Focus on base business to hedge the hotel’s risk against market downturns. Reconsider customers that in previous years may have been deemed too low rated to create a viable base. Whether it is “grouping up,” securing an airline crew, or partnering with a wholesaler, guaranteed room blocks allow operators to figuratively reduce the size of their hotel, and ultimately yield average rate.
An independent hotel secured a contracted rate for 80 rooms per night below the hotel’s actualized average daily rate (ADR). Despite the rate discount, the hotel was able to maintain relatively flat revenue per available room (RevPAR), outpacing the STR competitive set RevPAR declines.
Create a low-demand room revenue checklist
Create a low-demand checklist that enables the hotel team to implement strategies immediately to maximize business. The checklist should include the following strategies:
- Ensure that the tiered best available rate- (BAR-) pricing levels drive demand. If they don’t, re-evaluate and set new BAR levels that include smaller pricing modifiers between rate categories.
- Analyze price shops and positioning against competitive hotels based on market demand levels.

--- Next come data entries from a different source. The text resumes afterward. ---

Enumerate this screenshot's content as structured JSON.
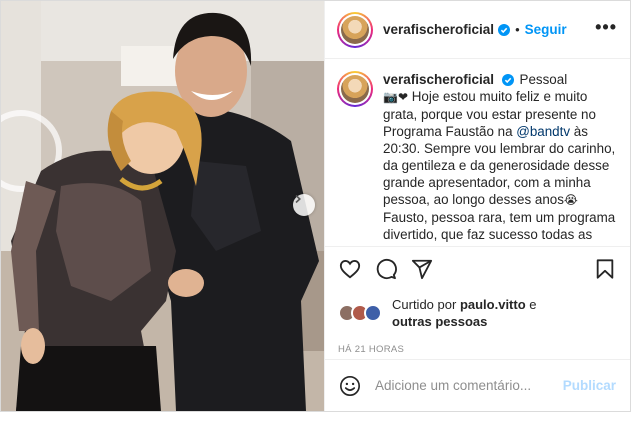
{
  "post": {
    "username": "verafischeroficial",
    "follow_label": "Seguir",
    "more_label": "•••",
    "dot_separator": "•"
  },
  "caption": {
    "username": "verafischeroficial",
    "tag": "Pessoal",
    "emojis": "📷❤",
    "text_before_mention": "Hoje estou muito feliz e muito grata, porque vou estar presente no Programa Faustão na",
    "mention": "@bandtv",
    "text_after_mention": "às 20:30. Sempre vou lembrar do carinho, da gentileza e da generosidade desse grande apresentador, com a minha pessoa, ao longo desses anos",
    "emoji_after": "😭",
    "text_end": "Fausto, pessoa rara, tem um programa divertido, que faz sucesso todas as noites. Desejo que Deus te ilumine sempre."
  },
  "likes": {
    "prefix": "Curtido por",
    "user": "paulo.vitto",
    "suffix": "e",
    "others": "outras pessoas"
  },
  "timestamp": "HÁ 21 HORAS",
  "comment": {
    "placeholder": "Adicione um comentário...",
    "publish_label": "Publicar"
  },
  "icons": {
    "like": "heart-icon",
    "comment": "comment-icon",
    "share": "send-icon",
    "save": "bookmark-icon",
    "emoji": "smiley-icon",
    "verified": "verified-badge-icon",
    "next": "chevron-right-icon"
  },
  "colors": {
    "accent": "#0095f6",
    "publish_disabled": "#b3dbff",
    "muted": "#8e8e8e",
    "text": "#262626"
  }
}
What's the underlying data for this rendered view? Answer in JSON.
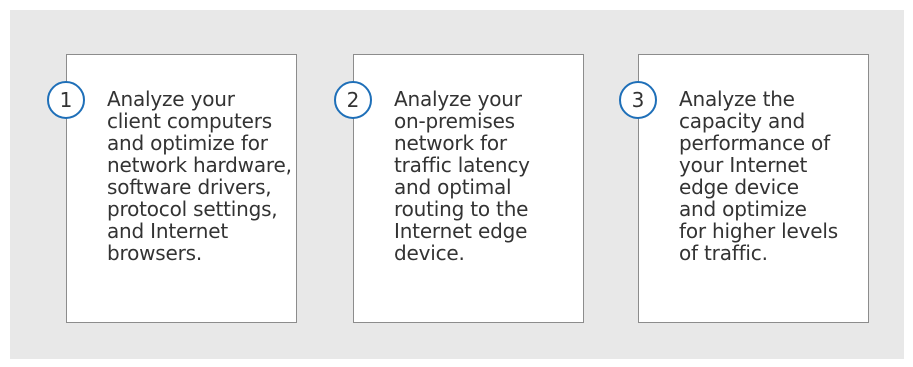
{
  "steps": [
    {
      "number": "1",
      "text": "Analyze your\nclient computers\nand optimize for\nnetwork hardware,\nsoftware drivers,\nprotocol settings,\nand Internet\nbrowsers."
    },
    {
      "number": "2",
      "text": "Analyze your\non-premises\nnetwork for\ntraffic latency\nand optimal\nrouting to the\nInternet edge\ndevice."
    },
    {
      "number": "3",
      "text": "Analyze the\ncapacity and\nperformance of\nyour Internet\nedge device\nand optimize\nfor higher levels\nof traffic."
    }
  ],
  "colors": {
    "background_panel": "#e8e8e8",
    "card": "#ffffff",
    "card_border": "#8c8c8c",
    "circle_accent": "#1e6fb8",
    "text": "#333333"
  }
}
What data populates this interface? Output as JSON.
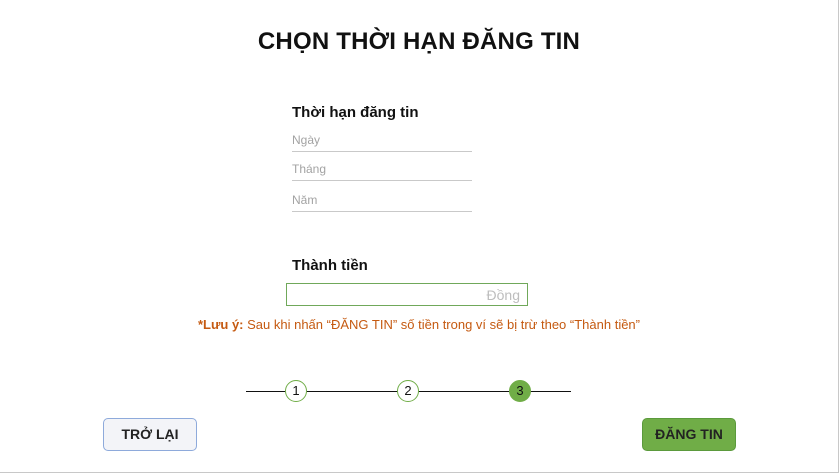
{
  "title": "CHỌN THỜI HẠN ĐĂNG TIN",
  "duration": {
    "label": "Thời hạn đăng tin",
    "day_placeholder": "Ngày",
    "month_placeholder": "Tháng",
    "year_placeholder": "Năm"
  },
  "total": {
    "label": "Thành tiền",
    "unit": "Đồng",
    "value": ""
  },
  "note": {
    "prefix": "*Lưu ý:",
    "text": " Sau khi nhấn “ĐĂNG TIN” số tiền trong ví sẽ bị trừ theo “Thành tiền”"
  },
  "steps": [
    {
      "label": "1",
      "state": "done"
    },
    {
      "label": "2",
      "state": "done"
    },
    {
      "label": "3",
      "state": "active"
    }
  ],
  "buttons": {
    "back": "TRỞ LẠI",
    "post": "ĐĂNG TIN"
  },
  "colors": {
    "accent_green": "#70ad47",
    "note_orange": "#c55a11",
    "back_border": "#8eaadb"
  }
}
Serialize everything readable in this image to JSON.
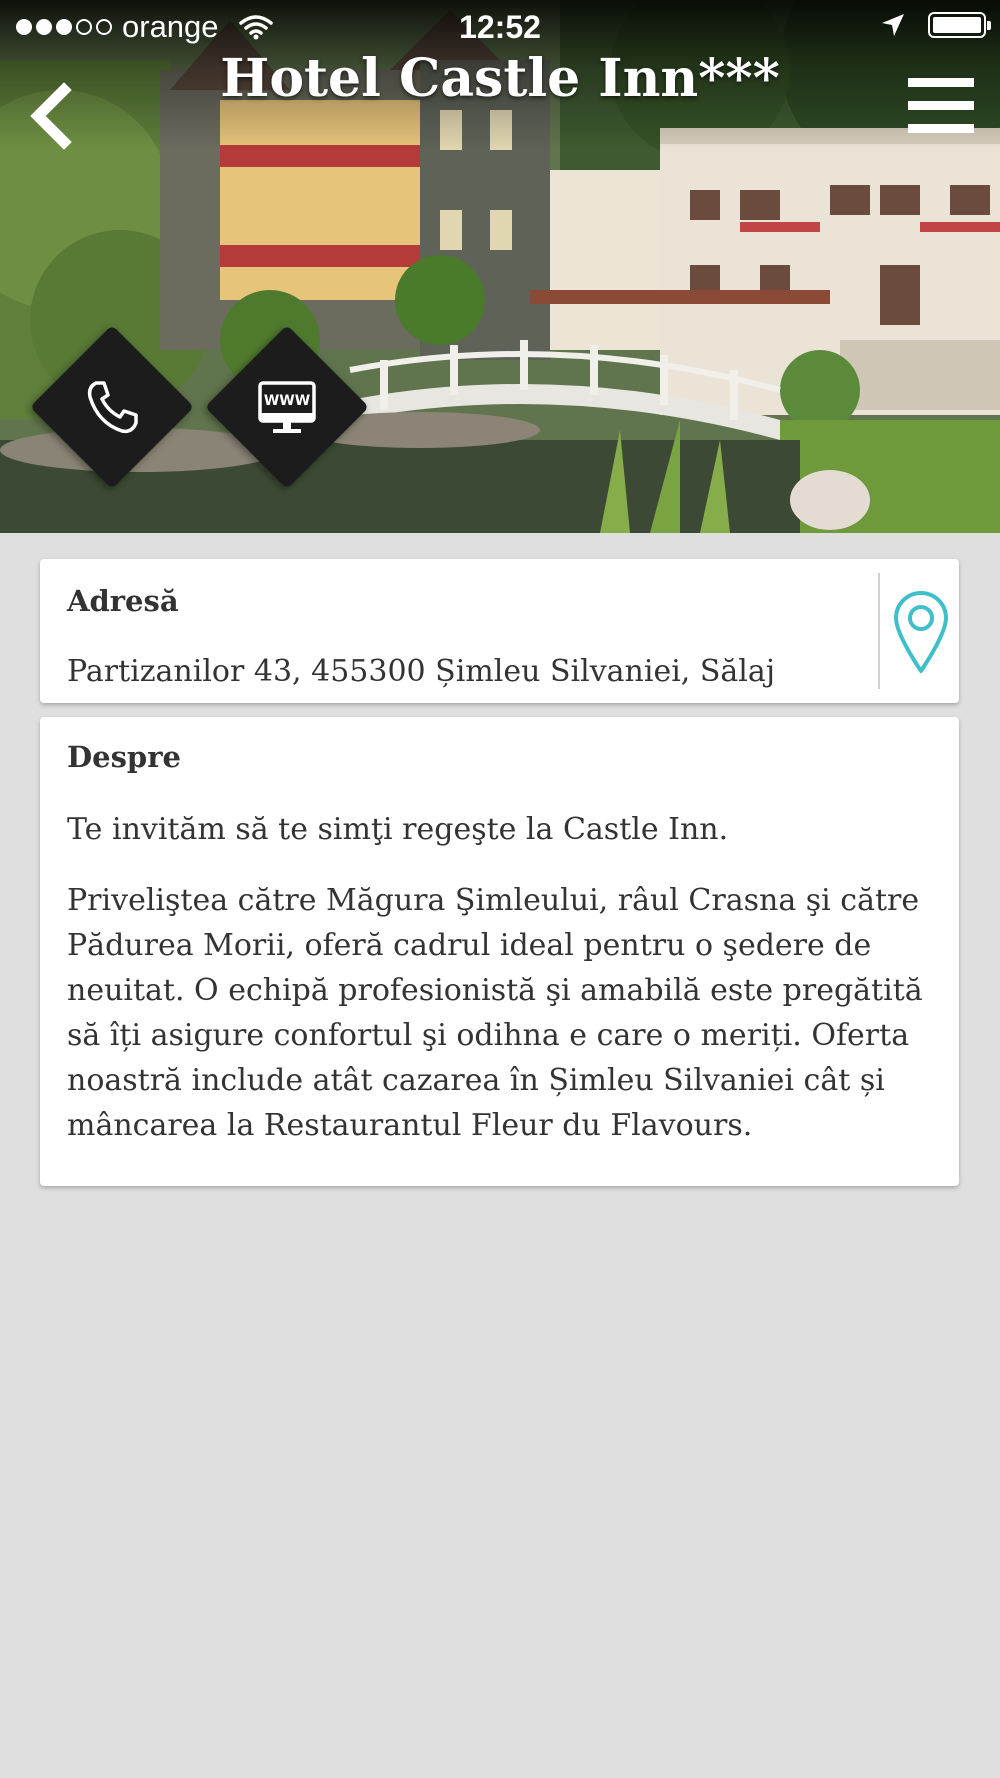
{
  "status_bar": {
    "carrier": "orange",
    "time": "12:52",
    "signal_filled": 3,
    "signal_total": 5,
    "battery_level": 1.0,
    "icons": [
      "wifi-icon",
      "location-arrow-icon",
      "battery-icon"
    ]
  },
  "header": {
    "title": "Hotel Castle Inn***",
    "back_icon": "chevron-left-icon",
    "menu_icon": "hamburger-menu-icon"
  },
  "actions": [
    {
      "name": "phone",
      "icon": "phone-icon"
    },
    {
      "name": "website",
      "icon": "www-monitor-icon"
    }
  ],
  "address_card": {
    "heading": "Adresă",
    "address": "Partizanilor 43, 455300 Șimleu Silvaniei, Sălaj",
    "map_icon": "map-pin-icon",
    "accent_color": "#3fbfc9"
  },
  "about_card": {
    "heading": "Despre",
    "paragraphs": [
      "Te invităm să te simţi regeşte la Castle Inn.",
      "Priveliştea către Măgura Şimleului, râul Crasna şi către Pădurea Morii, oferă cadrul ideal pentru o şedere de neuitat. O echipă profesionistă şi amabilă este pregătită să îți asigure confortul şi odihna e care o meriți. Oferta noastră include atât cazarea în Șimleu Silvaniei cât și mâncarea la Restaurantul Fleur du Flavours."
    ]
  },
  "colors": {
    "background": "#dfdfdf",
    "card": "#ffffff",
    "text": "#333333",
    "action_button": "#1c1c1c"
  }
}
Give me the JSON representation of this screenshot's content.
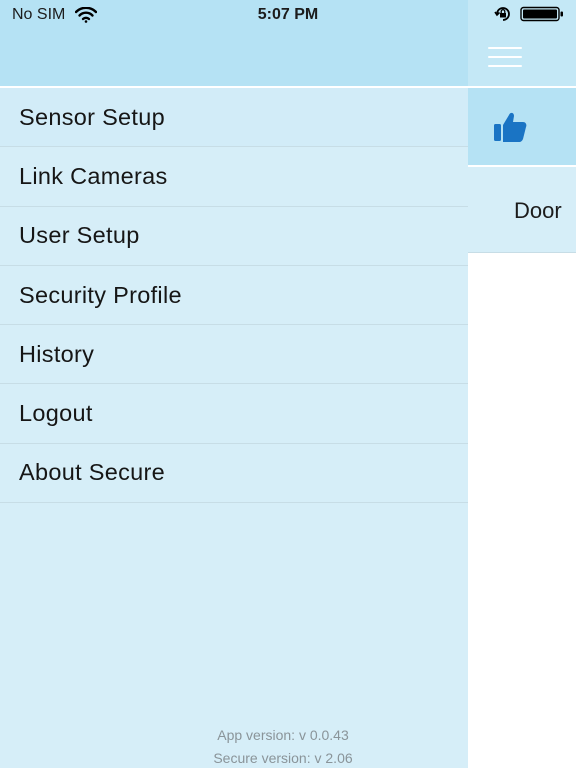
{
  "status_bar": {
    "carrier": "No SIM",
    "time": "5:07 PM",
    "icons": [
      "wifi-icon",
      "rotation-lock-icon",
      "battery-icon"
    ]
  },
  "menu": {
    "items": [
      {
        "label": "Sensor Setup"
      },
      {
        "label": "Link Cameras"
      },
      {
        "label": "User Setup"
      },
      {
        "label": "Security Profile"
      },
      {
        "label": "History"
      },
      {
        "label": "Logout"
      },
      {
        "label": "About Secure"
      }
    ]
  },
  "versions": {
    "app": "App version: v 0.0.43",
    "secure": "Secure version: v 2.06"
  },
  "main": {
    "navbar_icon": "hamburger-menu-icon",
    "status_icon": "thumbs-up-icon",
    "sensor_label": "Door"
  },
  "colors": {
    "drawer_bg": "#d6eef8",
    "header_bg": "#b5e2f4",
    "accent_icon": "#1a74c4",
    "text": "#161616",
    "version_text": "#8a9499"
  }
}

Market demand tools such as , or , and corporate negotiated-rate shops are essential to understanding the hotel’s positioning.
- Review lower-rated market segments such as Government, AAA, AARP, and Advanced Purchase rates. Ensure that all channels are open and priced competitively.
- Consider packages that drive new customer segments to the hotel’s website, because low-demand periods generally correlate with higher cancellation rates. Packages could include local offers, free parking, or breakfast rates that attract non-refundable customers.
Implement destination fees
Destination fees—also called facility or resort fees— offer customers a high price/value proposition while also representing a profitable revenue stream with superb flow-through of 50-80 percent towards the bottom line. The typical customer value proposition is four times the value of the bundle of benefits included in the fee (i.e., $120 customer value for a $30 facility fee). Although these fees are controversial, some of the contentiousness and risk associated with them can be mitigated if disclosures are clearly stated up front—especially for independent or non-affiliated properties.
A New York City hotel implemented a $40 resort fee, which included a daily F&B discount, a welcome cocktail, Wi-Fi access, a mini-bar credit, and other services. The fee generated over $900,000 of annual incremental revenue with a gross operating profit (GOP) margin of 60% yielding an incremental $540,000 of GOP.
Create a profit preservation plan
During declining economic periods when revenue weakens, managing expenses to achieve targeted GOP and NOI is critical. A formal profit preservation plan (see example, Figure 1) created specifically for your hotel will clearly outline and track potential cost-saving strategies by department. These plans should be created in advance of the revenue decline.
- Success is best achieved when responsibility is assigned to the department lead of each specific profit preservation item for maximum accountability—the General Manager, Director of Finance, Director of Engineering, and so on.
- The plan should be a living document—it should be monitored and measured monthly, with potential savings highlighted so that the impact of NOI is easily understood in advance for cash management purposes.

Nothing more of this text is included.